If the above change is too radical:-), then I guess mplementing id/Class/SEL as an opaque type could work (since they are all pointers). Protocols are a bit trickier (since they aren't implemented in terms of pointers). Here is a snippit from /usr/include/objc/runtime.h...
I would prefer the bitcast be in the runtime interface if it is necessary. It
is nicer for the runtime interface functions to simply be specified as returning
Value's of the correct type. In fact, GetSelector already has this in
its comment.
I agree this is a problem, but I'm not sure of the solution yet and
haven't had time to think about it much.
To clarify the issues:
(1) We need to have predefined types for all of id/Class/SEL/Protocol
because they occur in the language (self, _cmd, @protocol, etc).
Yup.
(2) If these types are subsequently defined in headers, then they need
to bind to the internal types.
Agreed.
(3) At CodeGen, we need provide actual definitions for these types. In
theory we could do a lot of bitcasting to avoid this, but that makes very
ugly IR.
Yes. The second patch I sent will actually break this with the Étoilé runtime, since this uses i32 for SEL (they're just an index in a hash table).

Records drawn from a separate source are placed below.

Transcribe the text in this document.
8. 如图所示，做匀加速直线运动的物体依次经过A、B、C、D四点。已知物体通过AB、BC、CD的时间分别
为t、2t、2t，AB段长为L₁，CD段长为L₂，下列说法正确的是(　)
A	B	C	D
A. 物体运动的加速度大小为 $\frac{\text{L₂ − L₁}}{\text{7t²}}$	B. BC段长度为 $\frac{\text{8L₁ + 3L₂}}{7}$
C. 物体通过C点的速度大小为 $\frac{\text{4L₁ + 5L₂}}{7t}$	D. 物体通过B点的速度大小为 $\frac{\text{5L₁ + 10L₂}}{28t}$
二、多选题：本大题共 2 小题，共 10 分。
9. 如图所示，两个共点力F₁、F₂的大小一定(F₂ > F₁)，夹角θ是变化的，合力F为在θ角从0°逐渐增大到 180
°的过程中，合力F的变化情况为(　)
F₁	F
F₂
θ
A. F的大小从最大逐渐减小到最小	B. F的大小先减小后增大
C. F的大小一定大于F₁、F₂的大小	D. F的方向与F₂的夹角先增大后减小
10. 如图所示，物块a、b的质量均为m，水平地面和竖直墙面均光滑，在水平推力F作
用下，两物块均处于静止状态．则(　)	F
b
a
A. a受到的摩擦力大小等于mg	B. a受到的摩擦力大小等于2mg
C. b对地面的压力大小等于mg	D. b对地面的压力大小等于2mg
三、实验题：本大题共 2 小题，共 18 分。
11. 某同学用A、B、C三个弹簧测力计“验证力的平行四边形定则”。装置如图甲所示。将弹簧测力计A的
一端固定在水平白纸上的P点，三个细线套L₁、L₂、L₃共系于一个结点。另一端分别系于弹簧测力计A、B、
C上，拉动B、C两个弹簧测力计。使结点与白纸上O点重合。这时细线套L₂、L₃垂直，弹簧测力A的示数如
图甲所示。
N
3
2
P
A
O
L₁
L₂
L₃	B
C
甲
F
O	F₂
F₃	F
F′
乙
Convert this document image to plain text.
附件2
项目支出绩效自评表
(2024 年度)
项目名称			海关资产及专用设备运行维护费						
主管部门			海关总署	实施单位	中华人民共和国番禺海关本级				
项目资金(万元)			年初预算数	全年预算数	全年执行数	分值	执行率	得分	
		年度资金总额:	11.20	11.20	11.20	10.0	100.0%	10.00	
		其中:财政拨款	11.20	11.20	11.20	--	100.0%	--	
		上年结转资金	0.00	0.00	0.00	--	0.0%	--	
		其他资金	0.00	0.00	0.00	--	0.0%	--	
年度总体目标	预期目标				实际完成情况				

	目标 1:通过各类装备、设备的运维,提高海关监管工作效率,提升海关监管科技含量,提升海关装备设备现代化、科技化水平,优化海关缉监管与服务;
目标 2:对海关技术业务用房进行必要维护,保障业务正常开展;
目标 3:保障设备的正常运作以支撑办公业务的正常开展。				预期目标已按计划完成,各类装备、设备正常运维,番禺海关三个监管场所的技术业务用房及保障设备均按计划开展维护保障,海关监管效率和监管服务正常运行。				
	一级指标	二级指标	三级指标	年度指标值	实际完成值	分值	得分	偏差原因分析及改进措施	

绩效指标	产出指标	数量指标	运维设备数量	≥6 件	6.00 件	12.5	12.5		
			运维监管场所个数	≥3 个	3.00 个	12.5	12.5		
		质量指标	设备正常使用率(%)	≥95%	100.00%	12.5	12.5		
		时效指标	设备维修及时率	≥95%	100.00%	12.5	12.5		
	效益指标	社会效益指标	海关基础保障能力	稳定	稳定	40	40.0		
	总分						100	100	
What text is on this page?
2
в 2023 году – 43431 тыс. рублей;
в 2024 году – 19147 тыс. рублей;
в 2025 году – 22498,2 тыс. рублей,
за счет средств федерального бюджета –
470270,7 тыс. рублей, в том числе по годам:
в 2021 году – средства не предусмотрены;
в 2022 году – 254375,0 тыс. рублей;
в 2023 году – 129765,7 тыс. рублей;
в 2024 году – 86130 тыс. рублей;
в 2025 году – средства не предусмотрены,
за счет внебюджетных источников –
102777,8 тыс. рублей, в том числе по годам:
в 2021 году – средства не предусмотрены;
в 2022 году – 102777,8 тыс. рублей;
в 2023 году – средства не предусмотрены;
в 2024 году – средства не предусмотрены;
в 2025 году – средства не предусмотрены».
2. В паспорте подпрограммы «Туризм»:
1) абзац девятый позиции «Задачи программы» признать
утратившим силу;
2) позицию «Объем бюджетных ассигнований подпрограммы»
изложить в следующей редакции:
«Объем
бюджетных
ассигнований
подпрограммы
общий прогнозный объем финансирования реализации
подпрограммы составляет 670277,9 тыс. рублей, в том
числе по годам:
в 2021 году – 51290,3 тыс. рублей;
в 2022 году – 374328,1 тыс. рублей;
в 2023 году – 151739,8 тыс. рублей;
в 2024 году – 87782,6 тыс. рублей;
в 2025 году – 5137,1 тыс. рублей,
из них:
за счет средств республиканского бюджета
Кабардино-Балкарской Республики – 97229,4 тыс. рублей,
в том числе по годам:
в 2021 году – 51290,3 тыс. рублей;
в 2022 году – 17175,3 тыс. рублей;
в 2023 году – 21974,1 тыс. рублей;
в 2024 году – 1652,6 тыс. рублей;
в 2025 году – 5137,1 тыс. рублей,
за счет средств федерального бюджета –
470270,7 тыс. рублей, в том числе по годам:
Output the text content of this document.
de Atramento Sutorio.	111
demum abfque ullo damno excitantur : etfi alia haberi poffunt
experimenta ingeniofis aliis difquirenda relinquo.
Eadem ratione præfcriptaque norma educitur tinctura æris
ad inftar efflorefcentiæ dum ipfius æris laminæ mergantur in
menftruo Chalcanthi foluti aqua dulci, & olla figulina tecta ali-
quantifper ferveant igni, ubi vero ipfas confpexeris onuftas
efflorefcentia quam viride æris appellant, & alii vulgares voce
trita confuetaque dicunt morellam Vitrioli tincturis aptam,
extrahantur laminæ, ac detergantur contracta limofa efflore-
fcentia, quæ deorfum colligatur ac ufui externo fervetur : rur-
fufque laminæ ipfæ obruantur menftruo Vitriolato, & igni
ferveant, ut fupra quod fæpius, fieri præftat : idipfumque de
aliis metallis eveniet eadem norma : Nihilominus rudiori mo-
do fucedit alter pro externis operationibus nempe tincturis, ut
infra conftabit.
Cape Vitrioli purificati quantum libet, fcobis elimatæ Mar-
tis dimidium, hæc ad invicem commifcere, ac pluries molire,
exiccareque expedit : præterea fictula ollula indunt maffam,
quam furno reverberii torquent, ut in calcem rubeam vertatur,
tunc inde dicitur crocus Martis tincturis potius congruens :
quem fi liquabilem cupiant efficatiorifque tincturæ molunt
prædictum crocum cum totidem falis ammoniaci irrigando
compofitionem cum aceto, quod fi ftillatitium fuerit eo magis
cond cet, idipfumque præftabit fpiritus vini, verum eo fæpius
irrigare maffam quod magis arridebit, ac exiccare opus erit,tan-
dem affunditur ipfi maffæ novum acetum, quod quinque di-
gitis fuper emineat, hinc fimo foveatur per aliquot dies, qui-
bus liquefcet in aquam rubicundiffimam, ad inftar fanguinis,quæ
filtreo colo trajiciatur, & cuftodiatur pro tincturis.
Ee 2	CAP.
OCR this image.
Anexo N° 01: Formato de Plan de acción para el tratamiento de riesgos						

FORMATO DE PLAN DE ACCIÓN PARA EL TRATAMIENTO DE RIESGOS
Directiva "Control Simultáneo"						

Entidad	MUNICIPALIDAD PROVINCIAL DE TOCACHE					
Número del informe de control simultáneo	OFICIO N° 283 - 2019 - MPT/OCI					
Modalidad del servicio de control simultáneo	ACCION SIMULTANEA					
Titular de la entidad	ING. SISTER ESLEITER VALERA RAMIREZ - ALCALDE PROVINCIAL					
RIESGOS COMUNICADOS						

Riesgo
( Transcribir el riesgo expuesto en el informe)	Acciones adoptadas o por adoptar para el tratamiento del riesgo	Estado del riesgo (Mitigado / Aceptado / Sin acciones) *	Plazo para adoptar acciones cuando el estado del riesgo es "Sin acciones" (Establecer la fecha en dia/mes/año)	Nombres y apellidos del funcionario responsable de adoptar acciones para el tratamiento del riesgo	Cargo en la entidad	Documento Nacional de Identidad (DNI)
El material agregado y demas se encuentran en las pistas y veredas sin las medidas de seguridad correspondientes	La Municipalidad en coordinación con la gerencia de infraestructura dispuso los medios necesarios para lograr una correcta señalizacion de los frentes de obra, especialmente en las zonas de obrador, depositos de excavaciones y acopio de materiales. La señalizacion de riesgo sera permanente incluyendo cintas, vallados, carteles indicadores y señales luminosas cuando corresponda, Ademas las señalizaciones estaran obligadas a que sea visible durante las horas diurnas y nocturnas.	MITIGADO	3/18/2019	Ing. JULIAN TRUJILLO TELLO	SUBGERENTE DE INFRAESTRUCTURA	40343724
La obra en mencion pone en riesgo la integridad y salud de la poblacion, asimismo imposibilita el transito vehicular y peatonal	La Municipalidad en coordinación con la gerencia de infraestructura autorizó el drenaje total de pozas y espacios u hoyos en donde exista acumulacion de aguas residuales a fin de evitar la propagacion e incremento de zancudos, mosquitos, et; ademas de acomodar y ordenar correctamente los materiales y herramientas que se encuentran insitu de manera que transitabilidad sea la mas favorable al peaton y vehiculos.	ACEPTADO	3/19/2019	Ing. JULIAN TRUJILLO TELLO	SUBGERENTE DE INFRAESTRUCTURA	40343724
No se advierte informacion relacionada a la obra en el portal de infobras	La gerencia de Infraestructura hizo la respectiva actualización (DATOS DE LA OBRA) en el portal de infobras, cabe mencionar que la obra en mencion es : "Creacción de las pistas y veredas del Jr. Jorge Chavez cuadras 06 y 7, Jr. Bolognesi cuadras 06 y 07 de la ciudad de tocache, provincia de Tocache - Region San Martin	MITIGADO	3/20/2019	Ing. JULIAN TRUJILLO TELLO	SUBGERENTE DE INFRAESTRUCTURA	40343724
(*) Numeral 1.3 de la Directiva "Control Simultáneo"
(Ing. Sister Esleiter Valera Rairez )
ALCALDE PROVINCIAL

From a design perspective it seems like the predefined types should start
as opaque types in clang. This I believe solves the original issue David
presented, but I think it also means a number of changes to Sema. This
should handle (1) and (2).
Yup. I would prefer totally opaque types with no assumptions about whether they're typedefs, pointers, or whatever.
For CodeGen, I think we just look and see if the type has been refined. If
so we make sure it is compatible with the real type. If it hasn't been refined,
we provide the definition.
This makes sense. Ideally we should be calling the methods in ASTContext from the runtime back ends to get these types, and printing some friendly error if they are defined as a type which is not structurally equivalent to what the runtime back end expects.